This comment started out short…
As far as I can see, there are several explanations for this story, ranging in likelihood:
1 - an attacker really is capable of performing the almost 1000000000000000 attempts required to guess a random 10 alphanumeric password in a day without being blocked / rate limited as a massive DoS.
2 - the customer in question’s idea of a random 10 character password is “Password12” and they are simply outraged at their inability to make it the intended “Password123” or “Password1!”.
3 - the attacker has gained access to Virgin Media’s internal password hashes (or plaintext database), making such a daily brute force at least theoretically possible (albeit at significant expense) but is thankfully only interested in messing with a single customer’s account.
4 - their machine has been compromised (and no amount of password strength is going to help them). If this device is in fact their phone, this may also render some methods of 2 factor authentication rather weaker than expected.
5 - they are using a password manager and their mystery attacker has managed to gain access to it.
6 - someone is simply spoofing their email address in emails to known contacts (phone apps commonly steal these, so I assume lists of known contacts are available for purchase to the well heeled hacker) and this reg reader has mistaken this as full access to their account.

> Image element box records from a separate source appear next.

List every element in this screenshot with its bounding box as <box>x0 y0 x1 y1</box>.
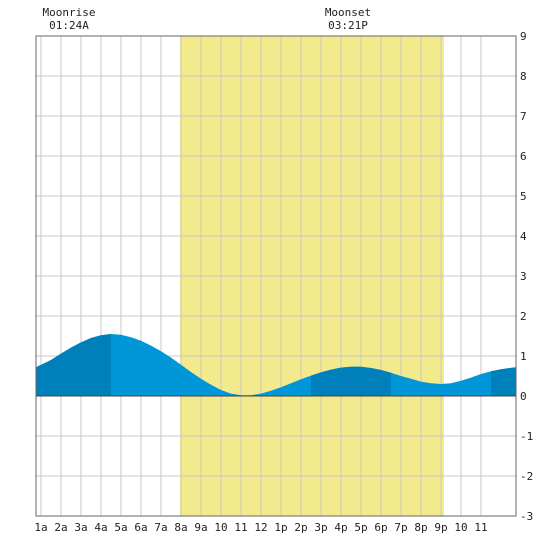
moon-event-time: 03:21P <box>328 19 368 32</box>
y-tick-label: 9 <box>520 30 527 43</box>
y-tick-label: 3 <box>520 270 527 283</box>
x-tick-label: 8p <box>414 521 427 534</box>
tide-area <box>36 334 516 396</box>
x-tick-label: 4a <box>94 521 107 534</box>
y-tick-label: 0 <box>520 390 527 403</box>
x-tick-label: 4p <box>334 521 347 534</box>
x-tick-label: 7p <box>394 521 407 534</box>
x-tick-label: 2a <box>54 521 67 534</box>
x-tick-label: 5a <box>114 521 127 534</box>
y-tick-label: 4 <box>520 230 527 243</box>
moon-event-label: Moonrise <box>43 6 96 19</box>
x-tick-label: 6a <box>134 521 147 534</box>
y-tick-label: 8 <box>520 70 527 83</box>
moon-event-time: 01:24A <box>49 19 89 32</box>
x-tick-label: 9p <box>434 521 447 534</box>
x-tick-label: 1a <box>34 521 47 534</box>
y-tick-label: -3 <box>520 510 533 523</box>
moon-event-label: Moonset <box>325 6 371 19</box>
x-tick-label: 10 <box>214 521 227 534</box>
x-tick-label: 11 <box>474 521 487 534</box>
x-tick-label: 8a <box>174 521 187 534</box>
y-tick-label: 7 <box>520 110 527 123</box>
x-tick-label: 11 <box>234 521 247 534</box>
plot-frame <box>35 35 517 517</box>
x-tick-label: 5p <box>354 521 367 534</box>
x-tick-label: 9a <box>194 521 207 534</box>
y-tick-label: 6 <box>520 150 527 163</box>
x-tick-label: 2p <box>294 521 307 534</box>
x-tick-label: 1p <box>274 521 287 534</box>
y-tick-label: -2 <box>520 470 533 483</box>
y-tick-label: 1 <box>520 350 527 363</box>
y-tick-label: -1 <box>520 430 533 443</box>
y-tick-label: 5 <box>520 190 527 203</box>
x-tick-label: 3p <box>314 521 327 534</box>
y-tick-label: 2 <box>520 310 527 323</box>
x-tick-label: 3a <box>74 521 87 534</box>
x-tick-label: 7a <box>154 521 167 534</box>
x-tick-label: 10 <box>454 521 467 534</box>
x-tick-label: 6p <box>374 521 387 534</box>
x-tick-label: 12 <box>254 521 267 534</box>
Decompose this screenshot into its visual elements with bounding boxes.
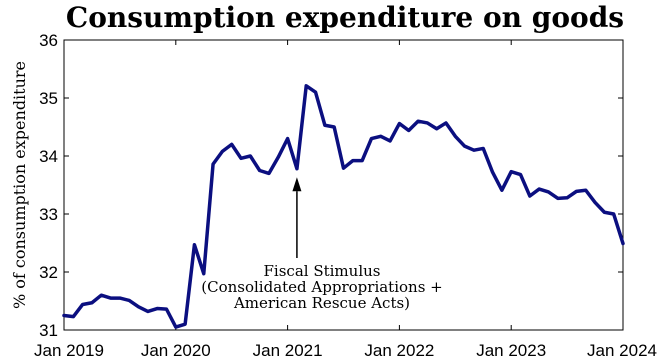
x-tick-label: Jan 2019 <box>34 341 104 360</box>
annotation: Fiscal Stimulus(Consolidated Appropriati… <box>201 177 443 312</box>
annotation-text-line: Fiscal Stimulus <box>264 262 381 280</box>
x-tick-label: Jan 2023 <box>476 341 546 360</box>
y-tick-label: 31 <box>39 321 58 340</box>
x-tick-label: Jan 2020 <box>141 341 211 360</box>
y-tick-label: 35 <box>39 89 58 108</box>
y-tick-label: 36 <box>39 31 58 50</box>
chart-title: Consumption expenditure on goods <box>66 1 624 34</box>
y-tick-label: 33 <box>39 205 58 224</box>
annotation-text-line: American Rescue Acts) <box>233 294 410 312</box>
y-tick-label: 32 <box>39 263 58 282</box>
x-tick-label: Jan 2022 <box>364 341 434 360</box>
y-axis-label: % of consumption expenditure <box>10 61 29 309</box>
x-ticks: Jan 2019 Jan 2020 Jan 2021 Jan 2022 Jan 2023… <box>34 40 657 360</box>
annotation-arrow-head <box>292 177 302 192</box>
x-tick-label: Jan 2024 <box>587 341 657 360</box>
plot-area <box>63 39 624 331</box>
x-tick-label: Jan 2021 <box>253 341 323 360</box>
annotation-text-line: (Consolidated Appropriations + <box>201 278 442 296</box>
y-ticks: 31 32 33 34 35 36 <box>39 31 623 340</box>
series-line <box>62 84 625 329</box>
y-tick-label: 34 <box>39 147 58 166</box>
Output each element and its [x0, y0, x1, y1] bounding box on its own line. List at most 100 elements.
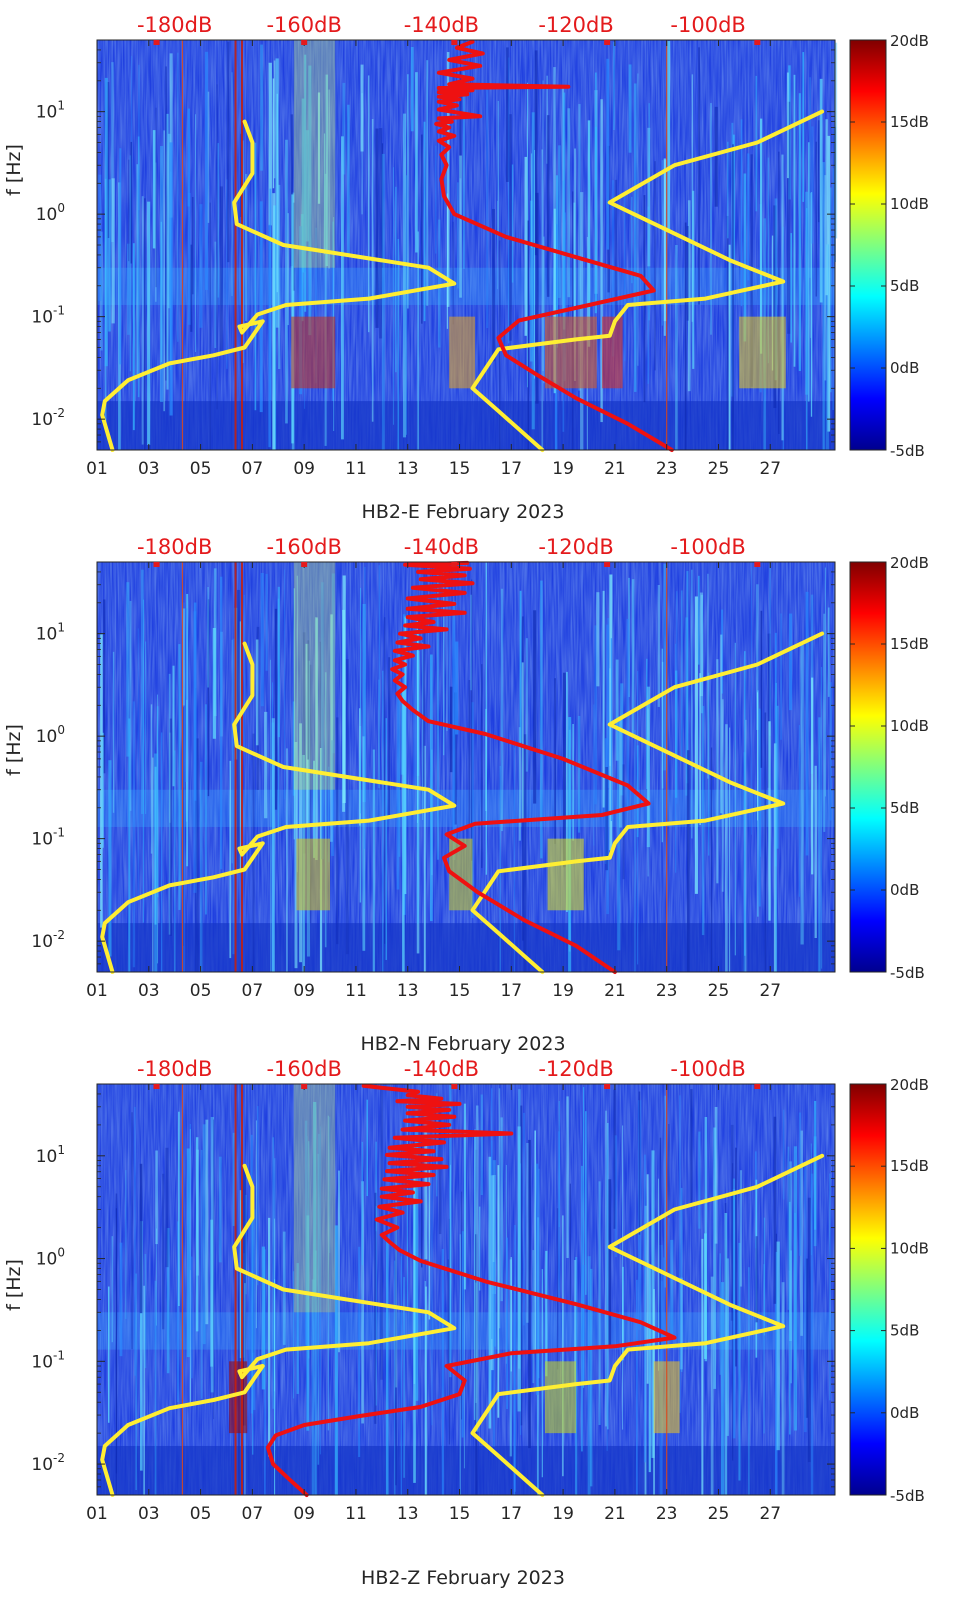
colorbar-label: 20dB: [890, 32, 929, 50]
y-tick-exponent: -2: [53, 406, 65, 420]
y-tick-exponent: -2: [53, 928, 65, 942]
top-db-marker: [153, 40, 160, 45]
top-db-label: -120dB: [538, 535, 613, 559]
colorbar-gradient: [849, 39, 887, 451]
spectrogram-storm: [291, 316, 336, 389]
x-tick-label: 07: [242, 1504, 264, 1524]
top-db-label: -140dB: [404, 13, 479, 37]
top-db-marker: [604, 40, 611, 45]
x-tick-label: 25: [708, 1504, 730, 1524]
y-tick-exponent: -1: [53, 826, 65, 840]
x-tick-label: 11: [345, 981, 367, 1001]
x-tick-label: 15: [449, 1504, 471, 1524]
overlay-curve-3: [434, 39, 674, 452]
x-tick-label: 13: [397, 981, 419, 1001]
top-db-marker: [301, 1084, 308, 1089]
x-tick-label: 03: [138, 459, 160, 479]
x-tick-label: 01: [86, 981, 108, 1001]
x-tick-label: 13: [397, 459, 419, 479]
overlay-curve-3: [265, 1083, 677, 1497]
top-db-marker: [301, 562, 308, 567]
overlay-curve-2: [470, 631, 825, 974]
x-tick-label: 17: [500, 981, 522, 1001]
spectrogram-broadband: [293, 1084, 336, 1313]
panel-z-spectrogram: [97, 1084, 835, 1495]
overlay-curve-1: [100, 1163, 457, 1497]
top-db-marker: [451, 1084, 458, 1089]
colorbar-label: 20dB: [890, 554, 929, 572]
top-db-label: -140dB: [404, 1057, 479, 1081]
panel-z-colorbar: 20dB 15dB 10dB 5dB 0dB -5dB: [849, 1076, 929, 1505]
y-tick-label: 10-1: [31, 1348, 65, 1372]
colorbar-label: 5dB: [890, 799, 919, 817]
spectrogram-storm: [449, 316, 476, 389]
panel-e-spectrogram: [97, 40, 838, 451]
colorbar-label: 10dB: [890, 1239, 929, 1257]
spectrogram-texture: [97, 1084, 835, 1495]
overlay-curve-2: [470, 109, 825, 452]
top-db-marker: [604, 562, 611, 567]
x-tick-label: 01: [86, 1504, 108, 1524]
x-tick-label: 05: [190, 981, 212, 1001]
colorbar-label: 0dB: [890, 881, 919, 899]
panel-n: 01 03 05 07 09 11 13 15 17 19 21 23 25 2710-210-11001…: [3, 535, 929, 1055]
x-tick-label: 01: [86, 459, 108, 479]
spectrogram-streaks: [100, 562, 832, 972]
overlay-curve-1: [100, 641, 457, 974]
top-db-label: -180dB: [137, 1057, 212, 1081]
y-tick-label: 10-2: [31, 1451, 65, 1475]
panel-n-axes: 01 03 05 07 09 11 13 15 17 19 21 23 25 2710-210-11001…: [31, 561, 836, 1001]
top-db-label: -160dB: [266, 1057, 341, 1081]
colorbar-label: 0dB: [890, 359, 919, 377]
colorbar-label: 15dB: [890, 1157, 929, 1175]
spectrogram-storm: [449, 838, 473, 911]
top-db-marker: [754, 40, 761, 45]
spectrogram-storm: [544, 1361, 577, 1434]
spectrogram-storm: [547, 838, 584, 911]
top-db-label: -140dB: [404, 535, 479, 559]
panel-n-db-labels: -180dB -160dB -140dB -120dB -100dB: [137, 535, 761, 567]
y-tick-label: 100: [36, 201, 65, 225]
top-db-marker: [754, 562, 761, 567]
x-tick-label: 17: [500, 1504, 522, 1524]
colorbar-gradient: [849, 561, 887, 973]
colorbar-gradient: [849, 1083, 887, 1496]
panel-z-ylabel: f [Hz]: [3, 1259, 25, 1311]
y-tick-label: 10-2: [31, 406, 65, 430]
x-tick-label: 15: [449, 981, 471, 1001]
spectrogram-storm: [296, 838, 331, 911]
x-tick-label: 03: [138, 981, 160, 1001]
x-tick-label: 21: [604, 981, 626, 1001]
top-db-label: -100dB: [670, 535, 745, 559]
top-db-marker: [604, 1084, 611, 1089]
top-db-label: -180dB: [137, 535, 212, 559]
x-tick-label: 19: [552, 459, 574, 479]
x-tick-label: 21: [604, 1504, 626, 1524]
spectrogram-low-band: [97, 923, 835, 972]
x-tick-label: 09: [293, 1504, 315, 1524]
y-tick-exponent: -1: [53, 1348, 65, 1362]
spectrogram-microseism-band: [97, 789, 835, 827]
spectrogram-broadband: [293, 40, 336, 268]
top-db-marker: [153, 562, 160, 567]
x-tick-label: 15: [449, 459, 471, 479]
panel-e-xlabel: HB2-E February 2023: [362, 501, 565, 523]
colorbar-label: 5dB: [890, 277, 919, 295]
top-db-label: -120dB: [538, 1057, 613, 1081]
overlay-curve-2: [470, 1153, 825, 1497]
panel-e: 01 03 05 07 09 11 13 15 17 19 21 23 25 2710-210-11001…: [3, 13, 929, 523]
y-tick-exponent: 0: [57, 1246, 65, 1260]
panel-n-overlays: [100, 560, 825, 974]
y-tick-label: 101: [36, 621, 65, 645]
x-tick-label: 23: [656, 1504, 678, 1524]
y-tick-exponent: -2: [53, 1451, 65, 1465]
x-tick-label: 11: [345, 459, 367, 479]
x-tick-label: 05: [190, 1504, 212, 1524]
top-db-label: -180dB: [137, 13, 212, 37]
top-db-label: -160dB: [266, 535, 341, 559]
colorbar-label: 20dB: [890, 1076, 929, 1094]
x-tick-label: 09: [293, 981, 315, 1001]
top-db-label: -120dB: [538, 13, 613, 37]
spectrogram-storm: [544, 316, 597, 389]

Regardless of which of these possibilities I think is most likely, if I were in this situation, I’d probably start with leaving ISP email accounts in the 90’s where they belong! Likewise, while I understand some limits being placed on passwords (i.e. length / complexity limitations to help avoid exploitation of vulnerable password verification implementations), 10 alpha numerics is pretty shocking in 2022. Putting aside my personal hatred of any enforced “strength” requirements on passwords (adding an “1!” To the end of a dictionary word does not make it a pssword appreciably stronger - especially where this is enforced). How hard can it be to simply verify a user isn’t attempting to use a password on any list of compromised credentials and is not a reasonably guessable combination of dictionary words / phrases)?